Hi Henry,
You can track them by their FCF to equity. Usually asset light company have high FCF to equity.
Another way is to look at whether the company need to constantly buying more asset to increase their revenue. If the company can use existing asset and scale then very high chance they are asset light.
What’s the minimum FCF to equity ratio then?
you can look at 10%
Noted on that, thank you!
Hi Victor,
How about analyzing the balance sheet whether the current assets are much higher than current assets?
You can do that too by using their Fixed asset to Total Asset. Fixed asset are PPE and Inventories. I think those that are super heavy asset should have more than 50% in this ratio.
In your opinion what percentage is considered asset lite?

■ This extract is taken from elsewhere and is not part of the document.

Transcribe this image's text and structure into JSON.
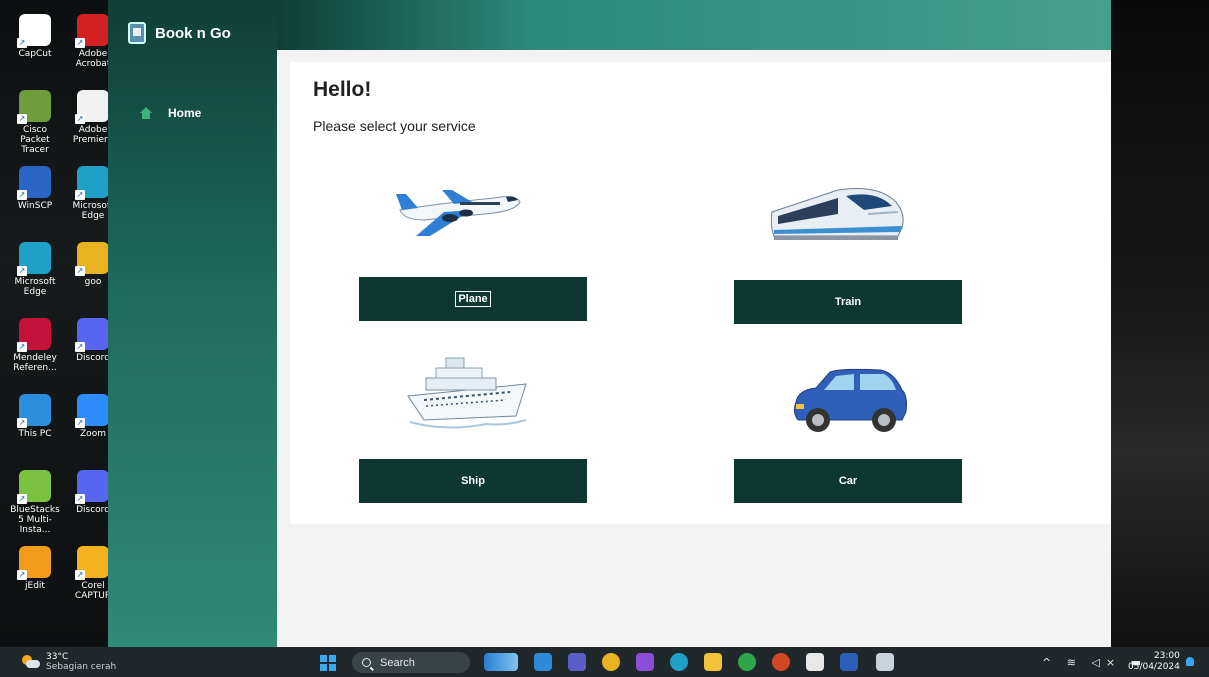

there is no fixed rule to this amount. It is case by case basis. Based on my experience, should be below 30%
I will take it from there, thank you Victor!
when it comes to PPE, do we take Gross or Net PPE in order to determine whether FA/TA ratio is high
when it comes to PPE, do we take Gross or Net PPE in order to determine whether FA/TA ratio is high
when it comes to PPE, do we take Gross or Net PPE in order to determine whether FA/TA ratio is high
when it comes to PPE, do we take Gross or Net PPE in order to determine whether FA/TA ratio is high
Hi Justin, You can take Net PPE
And what’s the guideline of high FCF to equity that makes them asset lite?
Those asset heavy business usually generate less than 10% FCF to equity where those super asset light generate more than 20% FCF to equity
In this case would you suggest to invest in asset heavy business or otherwise?
Hi Henry,
Company that are heavy asset does not mean it is bad. There are many asset heavy company that good business too. The important thing is to make sure you pay them at the right price. Of course, if you have 2 option on the table with same valuation then you probably want to choose the asset light one.